The protein identification component of the PIL Core is adjacent to the National Resource for Proteomics and Pathways (NRPP) and shares some resources and personnel including the Director, Dr. Andrews. The NRPP UM laboratory occupies approximately 800 square feet (rooms 1188 and 1195 of North Ingalls Building) of wet laboratory space and includes an ultracentrifuge, high-speed preparative centrifuge, IEF and 2D Gel equipment, gel scanner, cell culture equipment, HPLC, PCR, apparatus for organic synthesis, and other typical laboratory equipment.

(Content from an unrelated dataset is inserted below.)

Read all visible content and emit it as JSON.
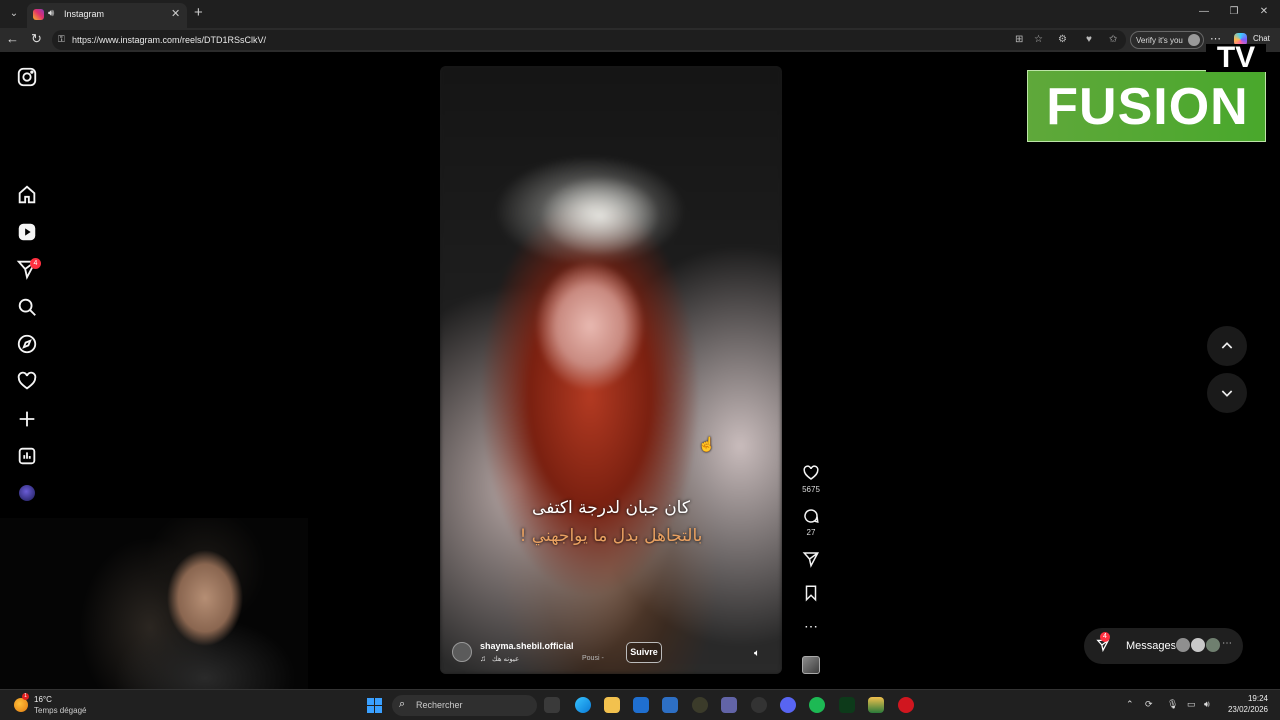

The protein localization component of the PIL Core is located in the laboratories of Drs Williams and Ernst while the confocal and electron microscopes are located in the MIAC core of the MDRTC and in the MIL. Dr Williams’ lab is located on the 7th floor of Medical Sciences II. It contains general purpose equipment, a tissue culture room, a Nikon inverted fluorescence microscope with a digital camera and a computer workstation running Metamorph software for image analysis. Dr Ernst’s laboratory of about 200sq ft is located on the 3rd floor of the Biomedical Sciences Research Building (BSRB) and is devoted to the support of this core. It houses general purpose equipment plus a new Leica cryostat and a Reichert Ultracut E ultramicrotome with associated glass knifemaker and diamond knives. Bradley Nelson, the Research Assistant directed by Dr. Ernst who carries out fixation, embedding and sectioning, is located in this laboratory. The MIL which contains several confocal microscopes and the EM is located in the basement of the BSRB. The MIAC core of the MDRTC which contains confocal and widefield fluorescence microscopes is located on the 2nd floor of the BSRB but in early 2010 will move to the newly constructed Brehm Center for diabetes research located about 5 blocks away from MSII and the BSRB. Most GI Center members are located in the Medical Sciences Complex and the BSRB although some are in the Life Sciences Institute or will be in the new Brehm Center.